Josef Vernersson and Niels Jonsson were students in their previous year of the Mechatronics Bachelor of Engineering program at the Chalmers University of Technology, and as part of their degree project, they have constructed an autonomous boat powered by solar cells. Their goal is to make this boat to cross the sea to Denmark, fully self-propelled and utilizing just solar power.

In association with the company Infotiv, Josef and Niels constructed the boat, and the objective of the project is to study the feasibilities of utilizing autonomous vehicles on the sea. The duo also wanted to see what risks and opportunities are accompanied by using solar cells as an energy source at the ocean.

The use of autonomous vehicles at sea is still very new. Currently, it is difficult to extract continuous manual data at sea and the technology is very expensive. If you had a fleet of autonomous boats instead, it would be much cheaper and more efficient.

Niels Jonsson, Student, Department of Applied Mechanics, Chalmers University of Technology

Programmed to go between GPS, the autonomous boat can coordinate by itself and the students can use the GSM network on their mobile phones to follow the boat. The trip is scheduled to begin south of Gothenburg and from there, the solar-powered boat will be launched and travel autonomously to Skagen located in Denmark.
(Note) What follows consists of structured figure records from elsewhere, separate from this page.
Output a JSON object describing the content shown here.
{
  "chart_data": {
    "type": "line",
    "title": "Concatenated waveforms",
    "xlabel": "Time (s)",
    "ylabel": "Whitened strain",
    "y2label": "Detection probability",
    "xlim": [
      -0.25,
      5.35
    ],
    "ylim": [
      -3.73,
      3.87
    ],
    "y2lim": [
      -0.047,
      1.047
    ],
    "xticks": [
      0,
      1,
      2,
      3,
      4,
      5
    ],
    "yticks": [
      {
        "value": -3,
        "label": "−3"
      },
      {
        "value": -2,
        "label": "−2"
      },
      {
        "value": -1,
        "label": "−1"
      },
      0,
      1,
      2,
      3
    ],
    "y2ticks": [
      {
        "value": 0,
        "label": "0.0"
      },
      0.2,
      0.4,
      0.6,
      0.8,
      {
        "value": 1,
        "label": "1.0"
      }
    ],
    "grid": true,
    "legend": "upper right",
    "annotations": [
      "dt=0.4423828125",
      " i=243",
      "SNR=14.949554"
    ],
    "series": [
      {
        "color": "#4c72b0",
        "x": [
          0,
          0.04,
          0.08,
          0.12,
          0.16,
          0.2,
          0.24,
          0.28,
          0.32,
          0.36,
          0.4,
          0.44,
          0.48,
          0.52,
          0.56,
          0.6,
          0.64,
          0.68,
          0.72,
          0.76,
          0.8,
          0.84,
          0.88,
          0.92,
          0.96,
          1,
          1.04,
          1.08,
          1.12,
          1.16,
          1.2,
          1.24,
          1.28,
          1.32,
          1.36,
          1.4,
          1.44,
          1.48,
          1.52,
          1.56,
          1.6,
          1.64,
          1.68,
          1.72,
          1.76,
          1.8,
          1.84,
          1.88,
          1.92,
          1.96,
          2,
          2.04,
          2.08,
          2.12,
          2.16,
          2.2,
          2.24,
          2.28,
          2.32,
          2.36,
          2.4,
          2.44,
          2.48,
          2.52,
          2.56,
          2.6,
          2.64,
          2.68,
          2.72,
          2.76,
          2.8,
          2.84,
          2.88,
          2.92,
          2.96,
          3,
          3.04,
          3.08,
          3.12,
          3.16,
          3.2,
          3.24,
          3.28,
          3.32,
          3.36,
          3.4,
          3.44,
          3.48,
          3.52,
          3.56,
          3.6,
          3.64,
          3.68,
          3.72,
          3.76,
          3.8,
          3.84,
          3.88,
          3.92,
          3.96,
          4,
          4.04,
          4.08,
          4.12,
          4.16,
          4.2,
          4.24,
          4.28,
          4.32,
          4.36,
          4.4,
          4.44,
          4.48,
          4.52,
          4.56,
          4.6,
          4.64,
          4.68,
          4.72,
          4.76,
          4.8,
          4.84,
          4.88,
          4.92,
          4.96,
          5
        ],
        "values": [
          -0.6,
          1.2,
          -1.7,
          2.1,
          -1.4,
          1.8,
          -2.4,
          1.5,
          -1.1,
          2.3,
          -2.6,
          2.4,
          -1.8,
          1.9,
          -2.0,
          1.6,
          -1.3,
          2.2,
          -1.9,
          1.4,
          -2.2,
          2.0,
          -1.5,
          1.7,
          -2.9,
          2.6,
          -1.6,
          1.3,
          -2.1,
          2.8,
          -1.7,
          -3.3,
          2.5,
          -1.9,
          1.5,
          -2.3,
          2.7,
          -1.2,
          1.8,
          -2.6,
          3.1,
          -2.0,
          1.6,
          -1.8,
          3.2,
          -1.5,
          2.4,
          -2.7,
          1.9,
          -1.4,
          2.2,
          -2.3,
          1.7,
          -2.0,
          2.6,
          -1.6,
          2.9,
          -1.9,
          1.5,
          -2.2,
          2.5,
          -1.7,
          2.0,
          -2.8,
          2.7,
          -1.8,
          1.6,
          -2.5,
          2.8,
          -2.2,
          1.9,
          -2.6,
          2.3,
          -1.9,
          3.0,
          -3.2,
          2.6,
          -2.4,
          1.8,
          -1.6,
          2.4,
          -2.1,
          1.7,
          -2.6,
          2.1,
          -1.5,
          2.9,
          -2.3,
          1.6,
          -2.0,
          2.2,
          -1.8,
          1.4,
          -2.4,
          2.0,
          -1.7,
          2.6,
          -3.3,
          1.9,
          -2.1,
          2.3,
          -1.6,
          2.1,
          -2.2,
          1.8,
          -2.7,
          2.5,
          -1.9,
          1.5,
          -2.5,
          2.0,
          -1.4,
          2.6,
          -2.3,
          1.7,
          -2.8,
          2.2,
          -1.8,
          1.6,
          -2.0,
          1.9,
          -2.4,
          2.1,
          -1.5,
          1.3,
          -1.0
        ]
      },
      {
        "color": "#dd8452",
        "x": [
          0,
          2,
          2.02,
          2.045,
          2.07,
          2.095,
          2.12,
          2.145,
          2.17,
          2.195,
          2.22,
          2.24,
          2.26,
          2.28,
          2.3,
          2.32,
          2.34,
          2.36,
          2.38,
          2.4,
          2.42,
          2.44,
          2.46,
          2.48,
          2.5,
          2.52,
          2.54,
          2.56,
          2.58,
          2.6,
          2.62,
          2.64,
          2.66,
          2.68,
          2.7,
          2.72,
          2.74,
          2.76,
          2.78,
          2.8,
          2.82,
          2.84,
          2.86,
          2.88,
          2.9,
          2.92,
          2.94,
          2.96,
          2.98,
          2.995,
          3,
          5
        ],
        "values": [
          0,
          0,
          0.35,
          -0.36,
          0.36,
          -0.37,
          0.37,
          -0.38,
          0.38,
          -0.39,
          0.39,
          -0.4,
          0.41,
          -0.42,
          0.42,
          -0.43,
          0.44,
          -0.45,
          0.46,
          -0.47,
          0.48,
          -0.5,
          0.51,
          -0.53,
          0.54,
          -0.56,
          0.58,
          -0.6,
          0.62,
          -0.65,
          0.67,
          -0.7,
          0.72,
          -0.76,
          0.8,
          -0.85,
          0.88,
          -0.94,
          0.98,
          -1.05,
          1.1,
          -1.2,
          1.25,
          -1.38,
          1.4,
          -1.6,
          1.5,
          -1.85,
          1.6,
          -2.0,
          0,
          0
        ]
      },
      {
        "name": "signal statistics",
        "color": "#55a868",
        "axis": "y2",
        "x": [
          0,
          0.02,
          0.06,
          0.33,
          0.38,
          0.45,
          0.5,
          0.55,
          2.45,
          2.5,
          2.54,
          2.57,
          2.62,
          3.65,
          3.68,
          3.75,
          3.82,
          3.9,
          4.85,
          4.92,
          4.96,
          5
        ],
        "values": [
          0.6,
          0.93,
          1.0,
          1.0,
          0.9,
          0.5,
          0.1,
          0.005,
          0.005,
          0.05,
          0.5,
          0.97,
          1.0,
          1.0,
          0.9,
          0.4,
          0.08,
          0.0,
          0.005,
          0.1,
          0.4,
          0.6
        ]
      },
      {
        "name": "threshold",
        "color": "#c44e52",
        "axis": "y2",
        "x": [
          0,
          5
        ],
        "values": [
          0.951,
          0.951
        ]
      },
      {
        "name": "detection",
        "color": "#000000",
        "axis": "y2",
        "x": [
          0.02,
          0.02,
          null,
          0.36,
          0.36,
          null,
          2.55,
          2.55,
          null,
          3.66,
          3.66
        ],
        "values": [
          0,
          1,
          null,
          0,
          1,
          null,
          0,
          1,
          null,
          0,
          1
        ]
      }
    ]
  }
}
The journey across the Kattegat is an opportunity for us to measure data and get an overview of the risk areas with this type of vehicle. An autonomous boat of this size could, for example, be suitable for use inshore, to collect data and measure water depth.

Josef Vernersson, Student, Department of Applied Mechanics, Chalmers University of Technology

It is important that the boat is as energy-efficient as possible since it is powered by solar cells. Moreover, at the time of the project, the choice of solar cells and energy-efficient electricity systems, among other things, has been significant.

In the coming days, it is hoped that through this new project, the solar-powered boat will contribute considerably to a platform for upcoming projects in the development of vehicles driven by automation and solar cells at sea and on lakes.